May-Hegglin anomaly (MHA) is a rare genetic disorder characterized by abnormal platelets, giant platelets, and presence of Döhle-like bodies in white blood cells. The ICD-10 code for May-Hegglin anomaly is D69.4. This code falls under the category of "Other primary thrombocytopenia" in the ICD-10 coding system.
In the older ICD-9 coding system, May-Hegglin anomaly was not specifically classified. However, it could potentially be categorized under other related codes such as 287.31 (Thrombocytopenia, unspecified) or 289.84 (Other specified diseases of blood and blood-forming organs).
May-Hegglin anomaly is a rare condition, and its diagnosis is typically made through a combination of clinical presentation, blood tests, and microscopic examination of blood smears. Patients with MHA may experience symptoms such as easy bruising, nosebleeds, and prolonged bleeding after injury or surgery. In some cases, MHA may be associated with kidney problems or hearing impairment.

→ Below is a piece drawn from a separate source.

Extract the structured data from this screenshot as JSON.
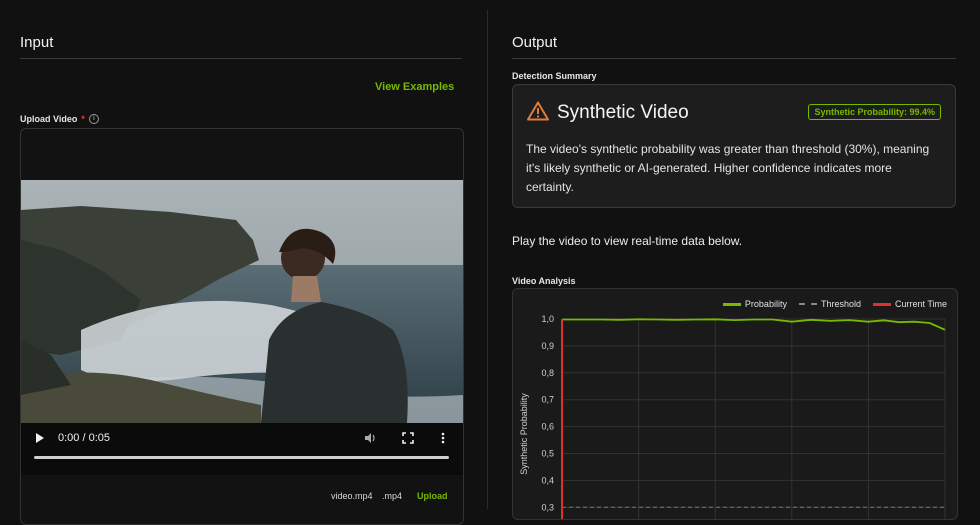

Treatment for May-Hegglin anomaly is usually focused on managing symptoms and preventing complications. This may include close monitoring of platelet counts, avoiding medications that can further affect platelet function, and taking precautions to minimize the risk of bleeding. In severe cases, platelet transfusions may be necessary.
It is important for individuals with May-Hegglin anomaly to work closely with their healthcare providers to develop an appropriate management plan tailored to their specific needs.